I would argue that Lilith Fair is even more relevant today that it was 10 years ago. Whereas I had solid female rock role models in Tori Amos and Fiona Apple, what do today's girls have? Ke$ha who [jokingly] talks about brushing her teeth with a bottle of Jack? Katy Perry whose "I Kissed a Girl" is much more satire and much less self-aware than Jill Sobule's "I Kissed a Girl"? And who sings about "daisy dukes / bikinis on top."

I'm sure there are plenty of young impressionable girls who are aware that manufactured pop stars are, well, manufactured, and that genuine musicians are out there and worthy of celebrity crushes.

However, and maybe I'm just more aware of it, but it seems that today's manufactured pop stars are more heavily manufactured, promoted and shoved down our throats than they were in the past. How can genuine, organic talent compete with millions of dollars thrown behind bubble gum beauties? Thank god for Lady GaGa.

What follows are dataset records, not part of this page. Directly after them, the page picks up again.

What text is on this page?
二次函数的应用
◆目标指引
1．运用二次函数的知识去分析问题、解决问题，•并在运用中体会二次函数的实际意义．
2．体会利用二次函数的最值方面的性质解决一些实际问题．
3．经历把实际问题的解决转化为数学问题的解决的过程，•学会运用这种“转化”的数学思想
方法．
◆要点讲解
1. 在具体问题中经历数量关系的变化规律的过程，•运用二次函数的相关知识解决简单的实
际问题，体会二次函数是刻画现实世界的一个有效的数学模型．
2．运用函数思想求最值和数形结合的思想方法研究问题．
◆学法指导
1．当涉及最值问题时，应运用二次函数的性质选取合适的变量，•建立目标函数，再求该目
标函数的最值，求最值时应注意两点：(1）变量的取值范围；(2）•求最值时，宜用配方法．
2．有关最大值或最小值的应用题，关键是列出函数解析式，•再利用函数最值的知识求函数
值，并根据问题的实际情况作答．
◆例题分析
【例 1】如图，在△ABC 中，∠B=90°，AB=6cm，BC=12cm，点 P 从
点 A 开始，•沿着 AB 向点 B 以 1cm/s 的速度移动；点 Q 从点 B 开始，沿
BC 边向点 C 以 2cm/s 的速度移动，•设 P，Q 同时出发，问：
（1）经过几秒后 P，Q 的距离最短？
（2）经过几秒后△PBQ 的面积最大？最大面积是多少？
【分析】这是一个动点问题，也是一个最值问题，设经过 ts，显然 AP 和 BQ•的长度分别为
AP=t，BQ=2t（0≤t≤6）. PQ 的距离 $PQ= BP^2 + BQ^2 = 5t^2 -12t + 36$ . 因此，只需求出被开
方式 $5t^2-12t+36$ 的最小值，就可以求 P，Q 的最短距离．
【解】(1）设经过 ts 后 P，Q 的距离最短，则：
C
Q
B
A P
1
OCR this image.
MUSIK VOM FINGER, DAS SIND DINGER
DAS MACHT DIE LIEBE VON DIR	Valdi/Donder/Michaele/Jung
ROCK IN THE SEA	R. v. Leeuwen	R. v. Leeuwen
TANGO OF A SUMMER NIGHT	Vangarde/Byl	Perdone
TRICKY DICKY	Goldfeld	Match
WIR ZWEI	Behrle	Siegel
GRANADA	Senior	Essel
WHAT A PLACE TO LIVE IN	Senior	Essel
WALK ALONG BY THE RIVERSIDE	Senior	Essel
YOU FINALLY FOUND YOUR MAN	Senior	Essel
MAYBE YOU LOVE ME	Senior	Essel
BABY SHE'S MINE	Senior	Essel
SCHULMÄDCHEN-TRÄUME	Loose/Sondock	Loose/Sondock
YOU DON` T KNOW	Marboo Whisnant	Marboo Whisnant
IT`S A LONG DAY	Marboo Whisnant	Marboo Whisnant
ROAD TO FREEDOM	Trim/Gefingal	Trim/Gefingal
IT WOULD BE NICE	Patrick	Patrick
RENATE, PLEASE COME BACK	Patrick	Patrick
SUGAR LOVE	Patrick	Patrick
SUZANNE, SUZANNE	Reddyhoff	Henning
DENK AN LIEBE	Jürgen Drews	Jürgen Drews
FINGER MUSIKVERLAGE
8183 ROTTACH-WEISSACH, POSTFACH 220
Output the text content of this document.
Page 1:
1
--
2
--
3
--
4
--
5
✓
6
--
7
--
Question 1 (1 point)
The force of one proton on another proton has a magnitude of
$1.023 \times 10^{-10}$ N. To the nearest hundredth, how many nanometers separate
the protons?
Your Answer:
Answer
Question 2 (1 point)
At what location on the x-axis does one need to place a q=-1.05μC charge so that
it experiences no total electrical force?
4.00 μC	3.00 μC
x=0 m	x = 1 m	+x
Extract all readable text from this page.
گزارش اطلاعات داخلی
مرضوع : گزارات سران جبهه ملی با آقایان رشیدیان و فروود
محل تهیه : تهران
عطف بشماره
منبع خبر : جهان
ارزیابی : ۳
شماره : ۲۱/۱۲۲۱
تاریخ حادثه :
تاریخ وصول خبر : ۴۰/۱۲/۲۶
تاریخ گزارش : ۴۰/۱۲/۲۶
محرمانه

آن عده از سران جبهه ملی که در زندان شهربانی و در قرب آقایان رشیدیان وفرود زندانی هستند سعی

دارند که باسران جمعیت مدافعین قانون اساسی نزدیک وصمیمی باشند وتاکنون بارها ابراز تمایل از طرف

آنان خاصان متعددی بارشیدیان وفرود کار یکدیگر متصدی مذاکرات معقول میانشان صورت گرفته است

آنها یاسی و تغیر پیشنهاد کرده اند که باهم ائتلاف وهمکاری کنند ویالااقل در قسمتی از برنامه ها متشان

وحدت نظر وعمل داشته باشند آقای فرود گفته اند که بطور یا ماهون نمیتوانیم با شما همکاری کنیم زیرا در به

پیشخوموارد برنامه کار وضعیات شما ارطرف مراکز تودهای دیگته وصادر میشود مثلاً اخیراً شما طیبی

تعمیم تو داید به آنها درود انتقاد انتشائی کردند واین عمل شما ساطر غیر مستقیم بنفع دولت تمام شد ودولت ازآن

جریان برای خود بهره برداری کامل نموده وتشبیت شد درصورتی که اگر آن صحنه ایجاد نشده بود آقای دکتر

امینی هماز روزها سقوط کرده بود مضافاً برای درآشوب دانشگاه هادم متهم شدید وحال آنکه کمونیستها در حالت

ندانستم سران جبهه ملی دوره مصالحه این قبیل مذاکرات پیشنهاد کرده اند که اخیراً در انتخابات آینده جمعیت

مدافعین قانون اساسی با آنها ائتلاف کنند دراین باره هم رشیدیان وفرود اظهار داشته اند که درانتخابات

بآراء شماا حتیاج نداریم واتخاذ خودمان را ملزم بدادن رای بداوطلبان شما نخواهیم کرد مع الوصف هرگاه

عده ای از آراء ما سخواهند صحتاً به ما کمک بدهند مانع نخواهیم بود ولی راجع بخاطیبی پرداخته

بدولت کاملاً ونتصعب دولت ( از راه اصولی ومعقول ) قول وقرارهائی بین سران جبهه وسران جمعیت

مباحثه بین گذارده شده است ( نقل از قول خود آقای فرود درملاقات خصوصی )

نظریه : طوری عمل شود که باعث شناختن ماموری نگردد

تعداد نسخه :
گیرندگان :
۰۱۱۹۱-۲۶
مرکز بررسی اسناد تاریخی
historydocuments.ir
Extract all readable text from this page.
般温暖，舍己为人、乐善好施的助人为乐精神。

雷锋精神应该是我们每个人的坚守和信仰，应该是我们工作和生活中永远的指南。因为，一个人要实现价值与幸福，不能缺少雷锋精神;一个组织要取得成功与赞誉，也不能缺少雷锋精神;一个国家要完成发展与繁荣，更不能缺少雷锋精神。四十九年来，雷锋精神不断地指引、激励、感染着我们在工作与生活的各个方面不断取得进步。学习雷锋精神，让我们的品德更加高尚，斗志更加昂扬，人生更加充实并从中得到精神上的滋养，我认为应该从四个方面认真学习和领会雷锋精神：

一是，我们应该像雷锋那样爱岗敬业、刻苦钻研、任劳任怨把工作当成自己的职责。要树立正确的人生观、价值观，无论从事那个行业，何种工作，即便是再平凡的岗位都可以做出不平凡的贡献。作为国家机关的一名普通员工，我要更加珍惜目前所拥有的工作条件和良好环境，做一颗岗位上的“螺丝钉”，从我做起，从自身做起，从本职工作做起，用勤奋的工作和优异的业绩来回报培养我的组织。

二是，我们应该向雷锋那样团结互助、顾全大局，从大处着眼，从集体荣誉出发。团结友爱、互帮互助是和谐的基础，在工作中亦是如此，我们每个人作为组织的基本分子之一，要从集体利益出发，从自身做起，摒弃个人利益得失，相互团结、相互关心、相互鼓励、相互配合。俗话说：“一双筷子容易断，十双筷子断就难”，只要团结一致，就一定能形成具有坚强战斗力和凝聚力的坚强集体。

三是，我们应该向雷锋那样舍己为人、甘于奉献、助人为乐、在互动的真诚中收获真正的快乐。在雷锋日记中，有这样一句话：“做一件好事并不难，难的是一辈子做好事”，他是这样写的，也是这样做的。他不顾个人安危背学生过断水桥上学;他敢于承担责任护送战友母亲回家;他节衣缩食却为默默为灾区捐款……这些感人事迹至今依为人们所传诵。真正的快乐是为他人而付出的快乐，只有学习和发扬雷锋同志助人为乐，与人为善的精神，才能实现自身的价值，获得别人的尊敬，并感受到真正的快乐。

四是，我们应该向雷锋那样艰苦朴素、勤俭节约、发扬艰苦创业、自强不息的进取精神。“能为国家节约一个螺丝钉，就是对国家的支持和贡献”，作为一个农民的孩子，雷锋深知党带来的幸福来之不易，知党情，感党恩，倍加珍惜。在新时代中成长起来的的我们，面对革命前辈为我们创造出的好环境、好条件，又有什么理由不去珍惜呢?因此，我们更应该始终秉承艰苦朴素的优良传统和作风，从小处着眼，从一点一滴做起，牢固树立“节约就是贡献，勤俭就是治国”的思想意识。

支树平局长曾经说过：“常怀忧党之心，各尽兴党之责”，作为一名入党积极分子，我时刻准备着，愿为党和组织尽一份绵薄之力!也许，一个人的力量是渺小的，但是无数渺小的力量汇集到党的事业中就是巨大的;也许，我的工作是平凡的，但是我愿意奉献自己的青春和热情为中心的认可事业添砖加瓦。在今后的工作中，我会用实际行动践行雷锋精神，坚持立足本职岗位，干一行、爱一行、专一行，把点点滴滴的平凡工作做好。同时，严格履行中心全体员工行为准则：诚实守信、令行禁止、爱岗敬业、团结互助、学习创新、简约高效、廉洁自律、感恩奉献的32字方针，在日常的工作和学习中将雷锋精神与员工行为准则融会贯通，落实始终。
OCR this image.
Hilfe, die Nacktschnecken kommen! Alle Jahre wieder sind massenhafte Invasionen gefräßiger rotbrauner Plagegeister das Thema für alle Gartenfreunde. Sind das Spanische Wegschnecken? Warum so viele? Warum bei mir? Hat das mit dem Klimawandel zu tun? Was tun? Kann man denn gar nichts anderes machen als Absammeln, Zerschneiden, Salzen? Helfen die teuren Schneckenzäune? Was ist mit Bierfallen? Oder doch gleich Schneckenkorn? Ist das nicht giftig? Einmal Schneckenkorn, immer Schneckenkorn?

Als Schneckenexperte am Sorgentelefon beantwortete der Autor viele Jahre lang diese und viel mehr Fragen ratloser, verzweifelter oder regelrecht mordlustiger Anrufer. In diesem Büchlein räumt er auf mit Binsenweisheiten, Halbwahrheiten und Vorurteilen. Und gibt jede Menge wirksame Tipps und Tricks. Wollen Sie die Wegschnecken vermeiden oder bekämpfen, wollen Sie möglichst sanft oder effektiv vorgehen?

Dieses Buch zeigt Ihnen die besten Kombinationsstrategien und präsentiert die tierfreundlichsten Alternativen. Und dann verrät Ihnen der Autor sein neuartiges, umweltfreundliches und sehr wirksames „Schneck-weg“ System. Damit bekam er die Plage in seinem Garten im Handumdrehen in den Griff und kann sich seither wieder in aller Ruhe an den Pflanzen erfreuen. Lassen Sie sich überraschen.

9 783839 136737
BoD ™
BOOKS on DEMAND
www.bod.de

To that end, Lilith Fair needs to continue, to promote genuine female musicians, bring new talent (that is actually talented) to the fans, and foster these powerful, independent(ly minded) female performers. So that the teenage angsty gals of today, much like me 15 years ago, have someone to look up to, solid music to play over and over again, memorizing the lyrics (that actually mean something other than "I'm cute").

Instead of the alternative ... being bombarded, over and over again with messages about getting crunk and gyrating through [fake] pole dances and singing about boys and being cute.

If you haven't check it out, click over to The Seventeen Magazine Project and Teenagerie, both by Jamie Keiles, 18, who is more self-aware than many adults I know. She gives me hope that today's youth can see through the way over-manufactured hype.